Metrolinx staff were supposed to present the BCA to the Metrolinx Board in July, 2009, after which Hamilton Rapid Transit staff could present it to City Council in September to make a decision on building a light rail system.

Progress Grinds to a Halt

At the same time, however, the Ontario Government decided to replace the Metrolinx Board of mayors and regional chairs from GTA municipalities with an appointed board of transportation planners and project management specialists to take parochial local politics out of the mix and speed things up.

Pressure to shake up the Metrolinx Board came to a head after the organization's investment strategy failed to make any decisions on securing long-term funding streams for the $50 billion, 25-year Regional Transportation Plan beyond the original provincial endowment.

Potential revenue sources like highway tolls were considered too politically risky - even though the purpose of creating Metrolinx was to distance regional transportation planning from parochial politics.

The new Board was announced in June, 2009, but it appeared to consist mainly of patronage appointees with very little experience and background in regional transportation planning. Most of the appointees came out of high tech manufacturing, corporate and commercial law, publishing and communications, culture and tourism, human resources, mortgage financing and securities.

After that, time seemed to stop for the B-Line BCA. The July deadline passed without a report. That deadline was pushed back, and pushed back again, and pushed back yet again, with no comment from Metrolinx staff but behind-the-scenes reports of an organization in churn after taking control of GO Transit.

I've been told that the BCA was completed months ago but there has not yet been an opportunity to present it to the Board.

Reinserting Politics

The latest deadline for public release of the BCA is February 19, 2010. However, the report will not include any funding commitment from Metrolinx.

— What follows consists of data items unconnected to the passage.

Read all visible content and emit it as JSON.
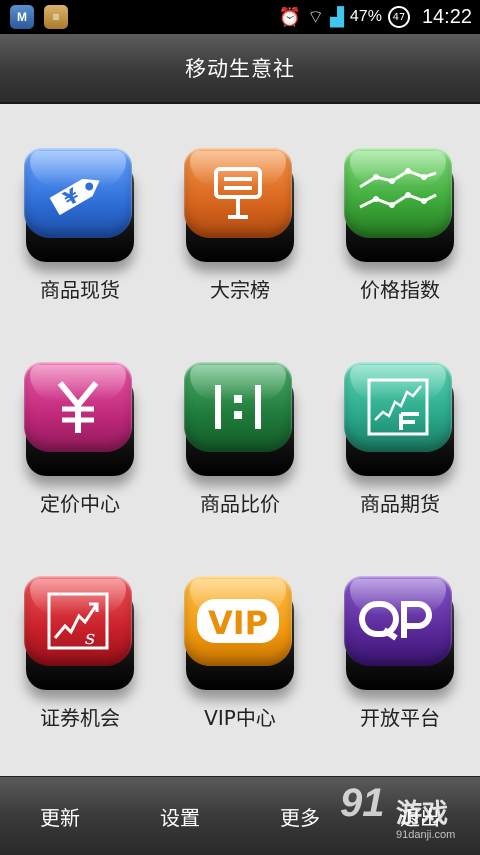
{
  "status_bar": {
    "battery_percent": "47%",
    "battery_ring": "47",
    "time": "14:22",
    "left_icons": [
      "m-app-icon",
      "burger-app-icon"
    ],
    "right_icons": [
      "alarm-icon",
      "wifi-icon",
      "signal-icon"
    ]
  },
  "header": {
    "title": "移动生意社"
  },
  "grid": {
    "items": [
      {
        "label": "商品现货",
        "icon": "price-tag-icon",
        "color": "#2f6fd8"
      },
      {
        "label": "大宗榜",
        "icon": "billboard-icon",
        "color": "#d8661e"
      },
      {
        "label": "价格指数",
        "icon": "line-chart-icon",
        "color": "#3ea83a"
      },
      {
        "label": "定价中心",
        "icon": "yen-icon",
        "color": "#c0287a"
      },
      {
        "label": "商品比价",
        "icon": "ratio-icon",
        "color": "#1f7a3a"
      },
      {
        "label": "商品期货",
        "icon": "futures-chart-icon",
        "color": "#2aa88a"
      },
      {
        "label": "证券机会",
        "icon": "stock-chart-icon",
        "color": "#c8202a"
      },
      {
        "label": "VIP中心",
        "icon": "vip-icon",
        "color": "#f29a10"
      },
      {
        "label": "开放平台",
        "icon": "op-icon",
        "color": "#5a2a9a"
      }
    ]
  },
  "bottom_bar": {
    "items": [
      "更新",
      "设置",
      "更多",
      "退出"
    ]
  },
  "watermark": {
    "big": "91",
    "cn": "游戏",
    "url": "91danji.com"
  }
}
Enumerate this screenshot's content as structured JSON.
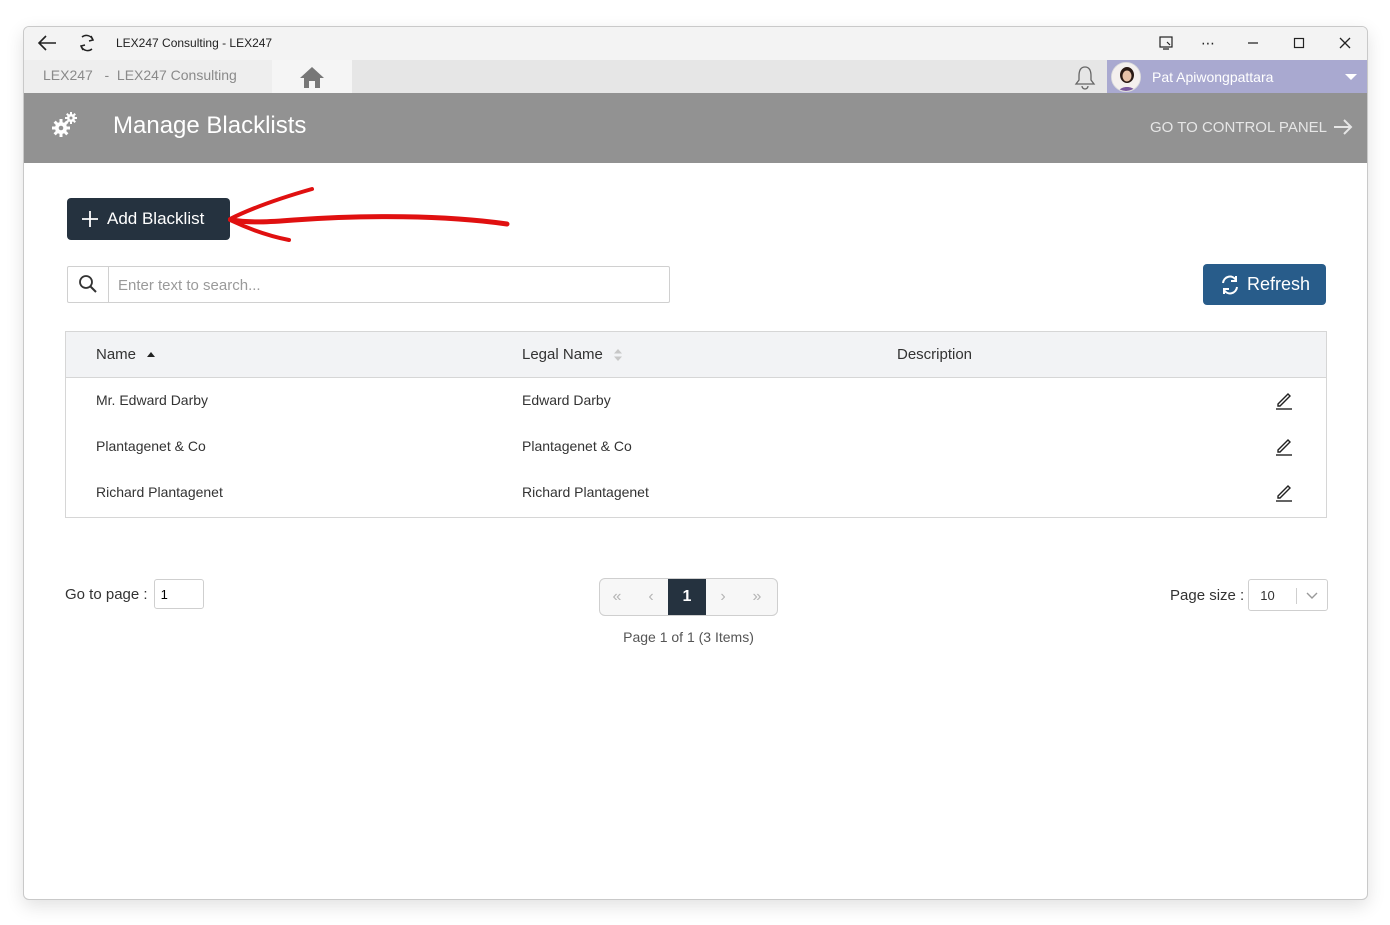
{
  "window": {
    "title": "LEX247 Consulting - LEX247"
  },
  "appnav": {
    "breadcrumb": "LEX247   -  LEX247 Consulting",
    "user_name": "Pat Apiwongpattara"
  },
  "header": {
    "title": "Manage Blacklists",
    "control_panel_label": "GO TO CONTROL PANEL"
  },
  "toolbar": {
    "add_label": "Add Blacklist",
    "refresh_label": "Refresh",
    "search_placeholder": "Enter text to search..."
  },
  "table": {
    "columns": [
      "Name",
      "Legal Name",
      "Description"
    ],
    "sort": {
      "column": "Name",
      "direction": "ascending"
    },
    "rows": [
      {
        "name": "Mr. Edward Darby",
        "legal_name": "Edward Darby",
        "description": ""
      },
      {
        "name": "Plantagenet & Co",
        "legal_name": "Plantagenet & Co",
        "description": ""
      },
      {
        "name": "Richard Plantagenet",
        "legal_name": "Richard Plantagenet",
        "description": ""
      }
    ]
  },
  "pager": {
    "goto_label": "Go to page :",
    "goto_value": "1",
    "current_page": "1",
    "info": "Page 1 of 1 (3 Items)",
    "page_size_label": "Page size :",
    "page_size_value": "10"
  },
  "colors": {
    "dark_button": "#25323f",
    "refresh_button": "#285c8a",
    "header_bg": "#929292",
    "user_bar": "#a9a9d0",
    "annotation_arrow": "#e01010"
  },
  "icons": {
    "back": "arrow-left-icon",
    "reload": "reload-icon",
    "home": "home-icon",
    "bell": "bell-icon",
    "gear": "gears-icon",
    "arrow_right": "arrow-right-icon",
    "plus": "plus-icon",
    "search": "search-icon",
    "refresh": "refresh-icon",
    "edit": "pencil-icon"
  }
}
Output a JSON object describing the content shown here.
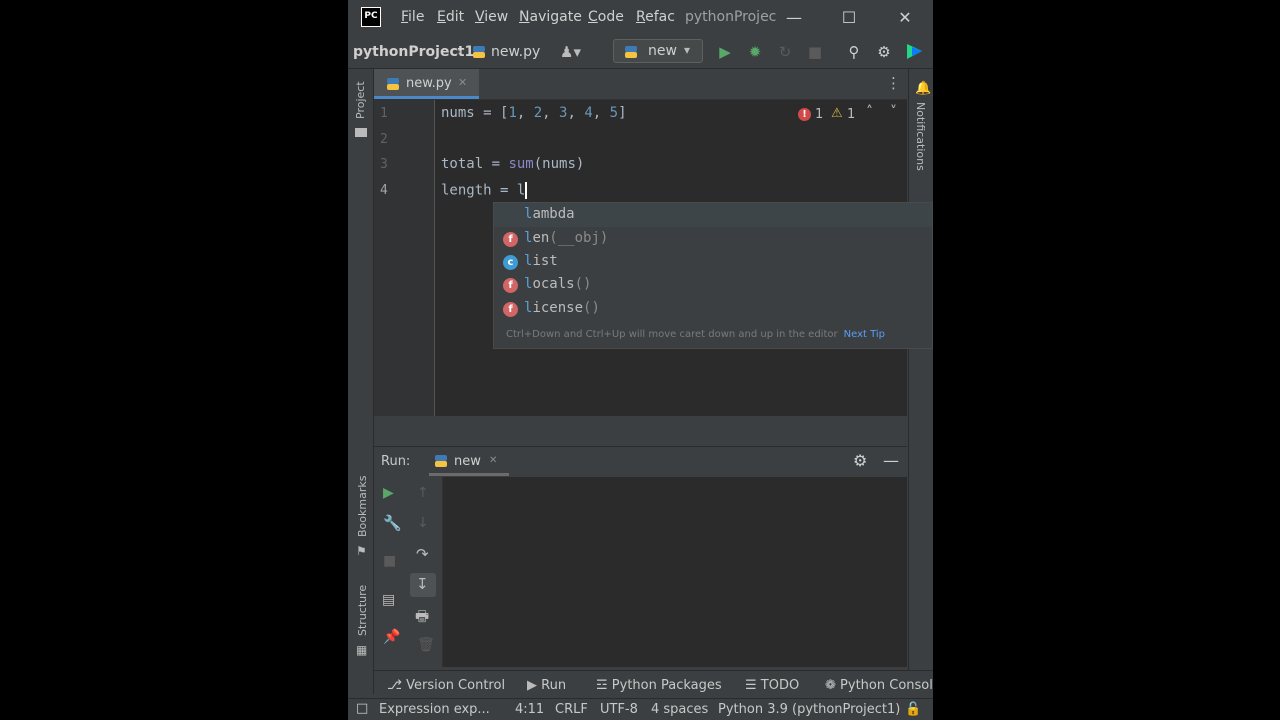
{
  "app": {
    "logo": "PC"
  },
  "menu": [
    {
      "label": "File",
      "u": "F",
      "rest": "ile"
    },
    {
      "label": "Edit",
      "u": "E",
      "rest": "dit"
    },
    {
      "label": "View",
      "u": "V",
      "rest": "iew"
    },
    {
      "label": "Navigate",
      "u": "N",
      "rest": "avigate"
    },
    {
      "label": "Code",
      "u": "C",
      "rest": "ode"
    },
    {
      "label": "Refac",
      "u": "R",
      "rest": "efac"
    }
  ],
  "window_title": "pythonProjec",
  "breadcrumb": {
    "project": "pythonProject1",
    "file": "new.py"
  },
  "run_config": "new",
  "left_stripe": {
    "project": "Project",
    "bookmarks": "Bookmarks",
    "structure": "Structure"
  },
  "right_stripe": {
    "notifications": "Notifications"
  },
  "editor_tab": {
    "label": "new.py"
  },
  "inspections": {
    "errors": "1",
    "warnings": "1"
  },
  "line_numbers": [
    "1",
    "2",
    "3",
    "4"
  ],
  "code": {
    "line1_var": "nums = [",
    "line1_nums": [
      "1",
      "2",
      "3",
      "4",
      "5"
    ],
    "line3_a": "total = ",
    "line3_fn": "sum",
    "line3_b": "(nums)",
    "line4": "length = l"
  },
  "completion": {
    "items": [
      {
        "prefix": "l",
        "rest": "ambda",
        "tail": "",
        "kind": ""
      },
      {
        "prefix": "l",
        "rest": "en",
        "tail": "(__obj)",
        "kind": "f"
      },
      {
        "prefix": "l",
        "rest": "ist",
        "tail": "",
        "kind": "c"
      },
      {
        "prefix": "l",
        "rest": "ocals",
        "tail": "()",
        "kind": "f"
      },
      {
        "prefix": "l",
        "rest": "icense",
        "tail": "()",
        "kind": "f"
      }
    ],
    "tip": "Ctrl+Down and Ctrl+Up will move caret down and up in the editor",
    "tip_link": "Next Tip"
  },
  "run_panel": {
    "title": "Run:",
    "tab": "new"
  },
  "bottom_tabs": [
    "Version Control",
    "Run",
    "Python Packages",
    "TODO",
    "Python Consol"
  ],
  "status": {
    "message": "Expression exp...",
    "position": "4:11",
    "line_sep": "CRLF",
    "encoding": "UTF-8",
    "indent": "4 spaces",
    "interpreter": "Python 3.9 (pythonProject1)"
  },
  "colors": {
    "accent": "#4a88c7",
    "run_green": "#59a869",
    "error_red": "#d26565",
    "class_blue": "#3f9bd3"
  }
}
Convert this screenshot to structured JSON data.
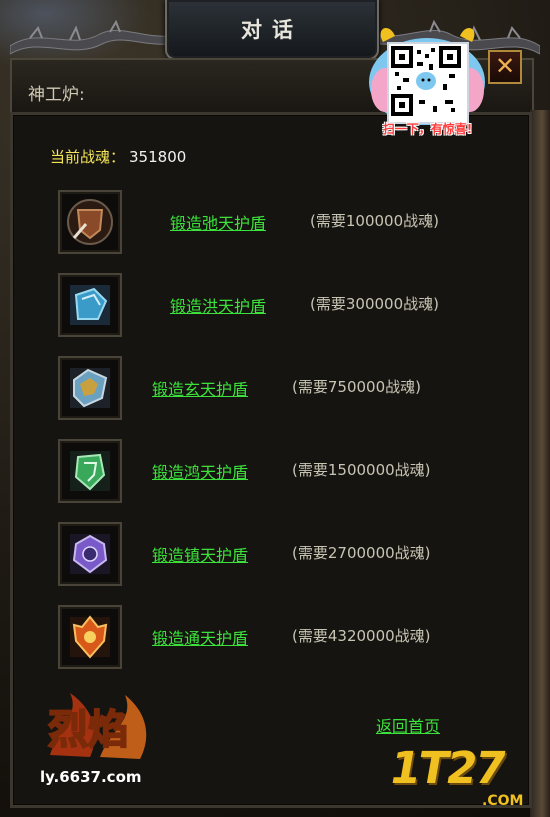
{
  "window": {
    "title": "对话",
    "npc_name": "神工炉:",
    "close_label": "✕"
  },
  "qr_badge": {
    "caption": "扫一下，有惊喜!"
  },
  "soul": {
    "label": "当前战魂：",
    "value": "351800"
  },
  "items": [
    {
      "link": "锻造弛天护盾",
      "cost": "(需要100000战魂)",
      "icon": "brown-shield-icon",
      "color": "#8a4a2a"
    },
    {
      "link": "锻造洪天护盾",
      "cost": "(需要300000战魂)",
      "icon": "blue-shield-icon",
      "color": "#3a9ac8"
    },
    {
      "link": "锻造玄天护盾",
      "cost": "(需要750000战魂)",
      "icon": "silver-blue-shield-icon",
      "color": "#6aa0c0"
    },
    {
      "link": "锻造鸿天护盾",
      "cost": "(需要1500000战魂)",
      "icon": "green-shield-icon",
      "color": "#3aa85a"
    },
    {
      "link": "锻造镇天护盾",
      "cost": "(需要2700000战魂)",
      "icon": "purple-shield-icon",
      "color": "#7a5ac8"
    },
    {
      "link": "锻造通天护盾",
      "cost": "(需要4320000战魂)",
      "icon": "fire-shield-icon",
      "color": "#d8581a"
    }
  ],
  "footer": {
    "back_link": "返回首页",
    "logo_text": "烈焰",
    "site_url": "ly.6637.com",
    "watermark": "1T27",
    "watermark_suffix": ".COM"
  }
}
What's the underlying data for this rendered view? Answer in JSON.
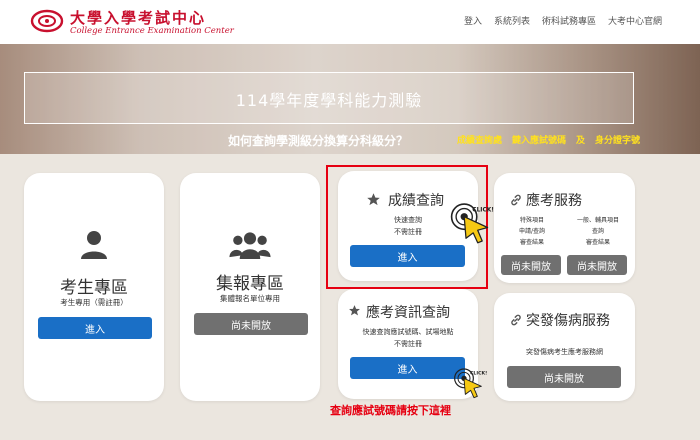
{
  "header": {
    "logo_zh": "大學入學考試中心",
    "logo_en": "College Entrance Examination Center",
    "nav": [
      "登入",
      "系統列表",
      "術科試務專區",
      "大考中心官網"
    ]
  },
  "hero": {
    "title": "114學年度學科能力測驗",
    "question": "如何查詢學測級分換算分科級分？",
    "links": [
      "成績查詢處",
      "鍵入應試號碼",
      "及",
      "身分證字號"
    ]
  },
  "cards": {
    "student": {
      "title": "考生專區",
      "subtitle": "考生專用（需註冊）",
      "button": "進入"
    },
    "group": {
      "title": "集報專區",
      "subtitle": "集體報名單位專用",
      "button": "尚未開放"
    },
    "score": {
      "title": "成績查詢",
      "line1": "快速查詢",
      "line2": "不需註冊",
      "button": "進入"
    },
    "exam_info": {
      "title": "應考資訊查詢",
      "line1": "快速查詢應試號碼、試場地點",
      "line2": "不需註冊",
      "button": "進入"
    },
    "service": {
      "title": "應考服務",
      "col1": [
        "特殊項目",
        "申請/查詢",
        "審查結果"
      ],
      "col2": [
        "一般、輔具項目",
        "查詢",
        "審查結果"
      ],
      "button1": "尚未開放",
      "button2": "尚未開放"
    },
    "illness": {
      "title": "突發傷病服務",
      "subtitle": "突發傷病考生應考服務網",
      "button": "尚未開放"
    }
  },
  "annotations": {
    "click": "CLICK!",
    "note": "查詢應試號碼請按下這裡"
  },
  "colors": {
    "brand_red": "#c8102e",
    "button_blue": "#1a6fc6",
    "button_gray": "#707070",
    "highlight_red": "#e60012",
    "hero_yellow": "#ffe11f"
  }
}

Any provincial funding decision must come from ... the Ontario Government. You know, the political body that formed Metrolinx as an arms-length body to take politics out of regional transit funding and planning decisions.

With the Province deep in the red and backpedaling away from new spending (even going so far as to float the idea of selling off public assets), politics may climb back into the driver's seat when it comes to long-term transit funding.

After eight months of futzing around on whether to recommend light rail in Hamilton, to be followed by months or years of additional studies on a matter that has already been studied to death, the Ontario Government may end up simply running down the clock on Hamilton's best chance at a decent transportation spine.

Given the manufactured controversy over LRT in the Hamilton Spectator and the tepid support from Council, there's a terrible chance that this whole thing could just fizzle out and Hamilton could end up stuck where it is today: an underwhelming hinterland overseen by underperforming custodians.